Recently, AWC has developed a National Weed Management Strategy to help focus our weed control efforts on weeds having the greatest impact on our mission. National Strategies are a tool for integrating science and land management and for finding the best solution to the problem at hand. On a national scale, prioritisation of weed species is necessary because not all weeds can be eradicated from all AWC properties, and we want to direct our efforts to controlling weeds that have the greatest detrimental impacts on conservation values. Further, weed management uses resources that could be directed to other threat management and conservation activities, such as feral animal control; so, it’s important to allocate resources to the highest priority threats.
The specific objectives of AWC’s National Weed Strategy are that:
• Weeds with major impacts on ecosystems of high conservation value are prioritised for control on AWC properties;
• Allocation of resources to weed control within and between AWC properties is optimised, based on impacts of weeds on conservation values, and the feasibility of control; and
• New weeds with major environmental impacts do not become established on AWC properties.
Lantana (Lantana camara) is a thicket-forming, fast-growing scratchy shrub introduced to Australia from South America as a garden plant with pretty flowers.

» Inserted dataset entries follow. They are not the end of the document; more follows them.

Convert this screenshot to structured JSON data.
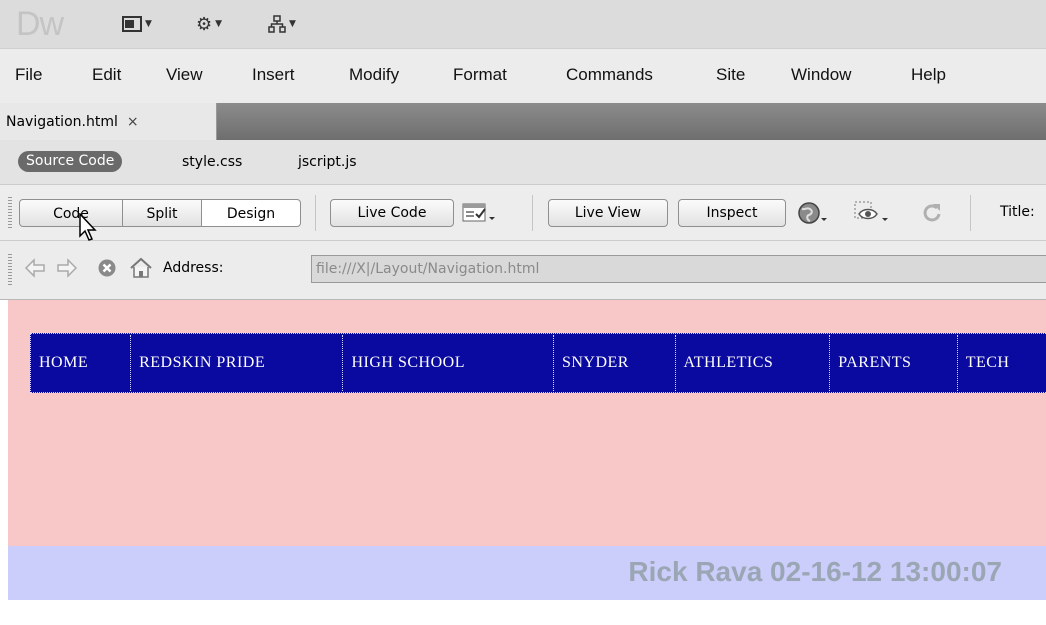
{
  "app": {
    "logo": "Dw"
  },
  "menu": [
    "File",
    "Edit",
    "View",
    "Insert",
    "Modify",
    "Format",
    "Commands",
    "Site",
    "Window",
    "Help"
  ],
  "document_tab": {
    "name": "Navigation.html",
    "close_glyph": "×"
  },
  "related_files": {
    "source": "Source Code",
    "files": [
      "style.css",
      "jscript.js"
    ]
  },
  "view_buttons": {
    "code": "Code",
    "split": "Split",
    "design": "Design",
    "live_code": "Live Code",
    "live_view": "Live View",
    "inspect": "Inspect",
    "title_label": "Title:"
  },
  "address": {
    "label": "Address:",
    "value": "file:///X|/Layout/Navigation.html"
  },
  "page": {
    "nav_items": [
      "HOME",
      "REDSKIN PRIDE",
      "HIGH SCHOOL",
      "SNYDER",
      "ATHLETICS",
      "PARENTS",
      "TECH"
    ],
    "footer": "Rick Rava 02-16-12 13:00:07"
  },
  "colors": {
    "pink": "#f8c8c8",
    "nav_blue": "#0a0aa0",
    "footer_blue": "#cbcdfb",
    "footer_text": "#9aa6b4"
  }
}
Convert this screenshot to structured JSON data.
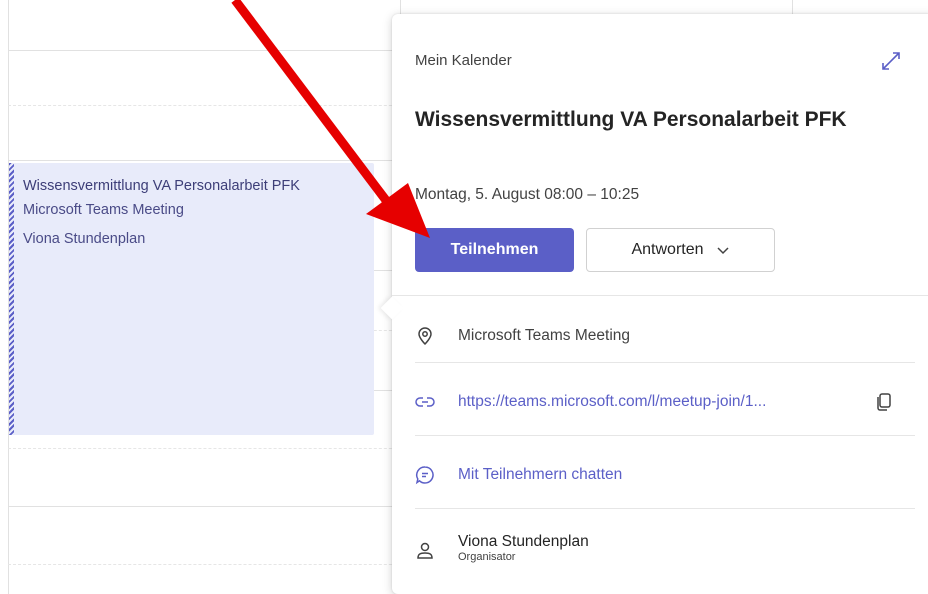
{
  "calendar": {
    "event": {
      "title": "Wissensvermittlung VA Personalarbeit PFK",
      "location": "Microsoft Teams Meeting",
      "organizer": "Viona Stundenplan"
    }
  },
  "popup": {
    "calendar_name": "Mein Kalender",
    "title": "Wissensvermittlung VA Personalarbeit PFK",
    "datetime": "Montag, 5. August 08:00 – 10:25",
    "join_label": "Teilnehmen",
    "respond_label": "Antworten",
    "location": "Microsoft Teams Meeting",
    "link": "https://teams.microsoft.com/l/meetup-join/1...",
    "chat_label": "Mit Teilnehmern chatten",
    "organizer_name": "Viona Stundenplan",
    "organizer_role": "Organisator"
  },
  "colors": {
    "accent": "#5b5fc7",
    "event_bg": "#e8ebfa",
    "annotation_arrow": "#e60000"
  },
  "icons": {
    "expand": "expand-icon",
    "location": "location-pin-icon",
    "link": "link-icon",
    "copy": "copy-icon",
    "chat": "chat-icon",
    "person": "person-icon",
    "chevron": "chevron-down-icon"
  }
}
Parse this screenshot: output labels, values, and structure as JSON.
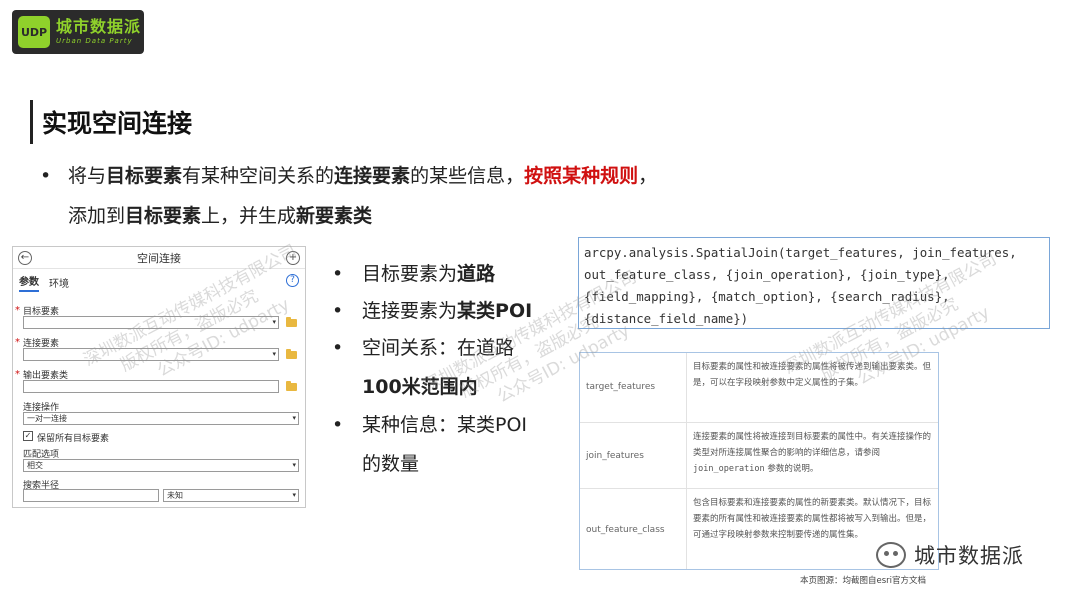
{
  "logo": {
    "cn": "城市数据派",
    "en": "Urban Data Party",
    "mark": "UDP"
  },
  "title": "实现空间连接",
  "intro": {
    "bullet": "•",
    "l1_a": "将与",
    "l1_b": "目标要素",
    "l1_c": "有某种空间关系的",
    "l1_d": "连接要素",
    "l1_e": "的某些信息，",
    "l1_f": "按照某种规则",
    "l1_g": "，",
    "l2_a": "添加到",
    "l2_b": "目标要素",
    "l2_c": "上，并生成",
    "l2_d": "新要素类"
  },
  "dialog": {
    "title": "空间连接",
    "tabs": [
      "参数",
      "环境"
    ],
    "help": "?",
    "required_mark": "*",
    "target_label": "目标要素",
    "join_label": "连接要素",
    "output_label": "输出要素类",
    "operation_label": "连接操作",
    "operation_value": "一对一连接",
    "keep_label": "保留所有目标要素",
    "keep_check": "✓",
    "match_label": "匹配选项",
    "match_value": "相交",
    "radius_label": "搜索半径",
    "radius_unit": "未知",
    "dropdown_arrow": "▾",
    "back_icon": "←",
    "add_icon": "+"
  },
  "points": {
    "bullet": "•",
    "p1_a": "目标要素为",
    "p1_b": "道路",
    "p2_a": "连接要素为",
    "p2_b": "某类POI",
    "p3_a": "空间关系：在道路",
    "p3_b": "100米范围内",
    "p4_a": "某种信息：某类POI",
    "p4_b": "的数量"
  },
  "code": "arcpy.analysis.SpatialJoin(target_features, join_features,\nout_feature_class, {join_operation}, {join_type},\n{field_mapping}, {match_option}, {search_radius},\n{distance_field_name})",
  "params": [
    {
      "name": "target_features",
      "desc": "目标要素的属性和被连接要素的属性将被传递到输出要素类。但是，可以在字段映射参数中定义属性的子集。"
    },
    {
      "name": "join_features",
      "desc_a": "连接要素的属性将被连接到目标要素的属性中。有关连接操作的类型对所连接属性聚合的影响的详细信息，请参阅 ",
      "desc_code": "join_operation",
      "desc_b": " 参数的说明。"
    },
    {
      "name": "out_feature_class",
      "desc": "包含目标要素和连接要素的属性的新要素类。默认情况下，目标要素的所有属性和被连接要素的属性都将被写入到输出。但是，可通过字段映射参数来控制要传递的属性集。"
    }
  ],
  "watermark": {
    "l1": "深圳数派互动传媒科技有限公司",
    "l2": "版权所有，盗版必究",
    "l3": "公众号ID: udparty"
  },
  "brand": "城市数据派",
  "source": "本页图源：均截图自esri官方文档",
  "colors": {
    "accent_red": "#d01010",
    "logo_green": "#8fd12b",
    "tab_blue": "#2e6fd6",
    "code_border": "#7aa6d8"
  }
}
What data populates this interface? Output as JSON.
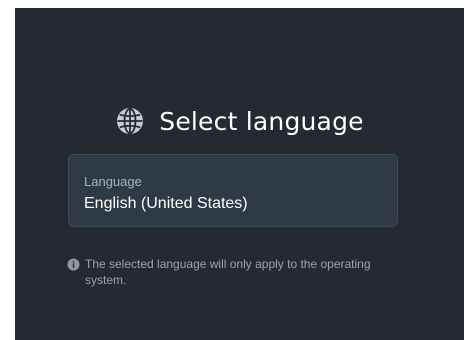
{
  "dialog": {
    "title": "Select language",
    "title_icon": "globe-icon"
  },
  "language_field": {
    "label": "Language",
    "value": "English (United States)"
  },
  "note": {
    "icon": "info-icon",
    "text": "The selected language will only apply to the operating system."
  },
  "colors": {
    "background": "#252932",
    "field_background": "#2f3a47",
    "title_text": "#ffffff",
    "secondary_text": "#9aa3ad"
  }
}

Its fruits are dispersed by birds, and in the absence of regular fire, lantana can form dense, impenetrable thickets in the understorey of eucalypt forests and in disturbed parts of rainforest. These thickets prevent regular, cool fires but also support intense wildfires that carry fire into the canopy of sensitive vegetation. They also degrade important habitat, suffocating plants like Pararistolochia praevenosa, an Australian vine on which the threatened Richmond Birdwing Butterfly (Ornithoptera richmondia) depends for survival.
On Curramore, in the areas of lantana infestation targeted by AWC’s land managers and volunteers, using a combination of manual removal and herbicide, around 31 hectares are in advanced stages of recovery and treatment is in progress on 18 hectares (see map). This has resulted in the mass recruitment of native trees, shrubs and vines, restoring the ecosystem to its natural condition. Curramore now stands out as a showcase for lantana control in the region and highlights the effectiveness of AWC’s weed management strategy.
Mount Zero–Taravale is a much larger property than Curramore and, at acquisition, around 2,400 hectares of the property were infested with lantana. Here, infestations of lantana have been reduced by at least 50 per cent by deliberate use of targeted hot fire in areas protected by surrounding early season burns and complemented by strategic use of herbicide to open up some of the denser patches.